Der Wortlaut des § 398a AO legt nahe, den Zuschlag vom Gesamtbetrag der hinterzogenen Steuern zu berechnen.
Ist der dem Beschuldigten strafrechtlich zuzurechnende Steuerschaden auf einen bestimmten Anteil beschränkt, ist der Zuschlag nach § 398a AO von dem diesem Anteil entsprechenden Steuerbetrag zu bemessen.
Fehlt es an gemeinschaftlichem Handeln und einem gemeinsamen Tatplan, ist § 25 Abs. 2 StGB nicht anzuwenden und Mitbeteiligte sind nicht ohne weiteres als Gesamtschuldner für den Zuschlag heranzuziehen.
Tenor
In dem Ermittlungsverfahren
gegen C
wird auf den Antrag des Beschuldigten auf gerichtliche Entscheidung gemäß § 98 Abs. 2 S. 2 StPO der Zuschlag i.S.d. § 398a AO auf 5 % von 209.418 Euro festgesetzt.
Gründe
Der Antrag auf gerichtliche Entscheidung ist gemäß § 98 Abs. 2 S. 2 StPO zulässig und im vorliegenden Fall auch begründet.

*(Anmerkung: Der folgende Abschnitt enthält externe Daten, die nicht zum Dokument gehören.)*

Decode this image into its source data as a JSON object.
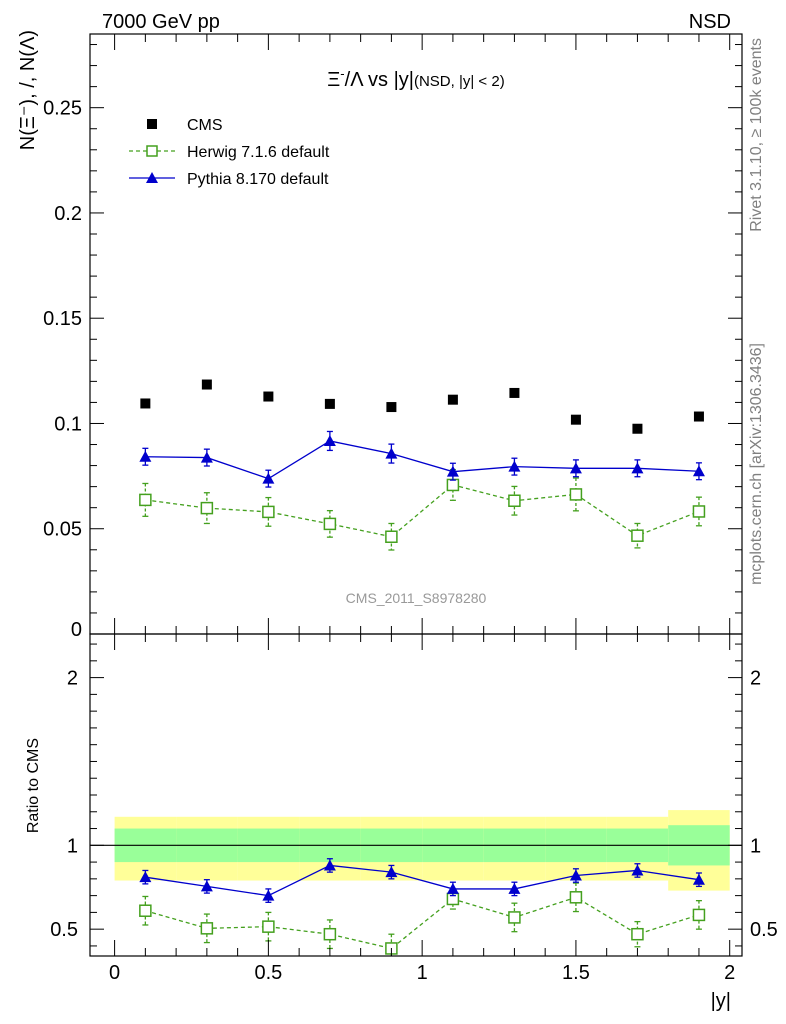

Nach dem Wortlaut des § 398a AO kann von der Verfolgung einer Steuerstraftat abgesehen werden, wenn der Täter … die zu seinem Gunsten hinterzogenen Steuern entrichtet und einen Geldbetrag in Höhe von 5 % der hinterzogenen Steuern zugunsten der Staatskasse zahlt.
Zwar spricht der Wortlaut dafür, dass der Zuschlag vom Gesamtbetrag der insgesamt hinterzogenen Steuern zu zahlen ist.
Aber im vorliegenden Fall würde nach der Auffassung des Gerichts der dem Beschuldigten C strafrechtlich zur Last zu legende Steuerschaden im Fall einer Anklage wohl nur „seinen“ Anteil von 209.418,00 Euro beinhalten. Er hat auch nur in dieser Höhe einen steuerlichen Festsetzungsbescheid erhalten.
Da ein gemeinschaftliches Handeln und ein gemeinsamer Tatplan in dem hier zu beurteilenden Verfahren gerade nicht feststellbar ist, kann entgegen der Auffassung der Staatsanwaltschaft der § 25 Abs. 2 StGB nicht bejaht werden. Die beiden Miterben sind auch nicht als Gesamtschuldner anzusehen.
Deshalb ist der 5%-Zuschlag auch nur nach dem auf den Beschuldigten selbst entfallenden Steuerbetrag von 209.418 Euro zu berechnen.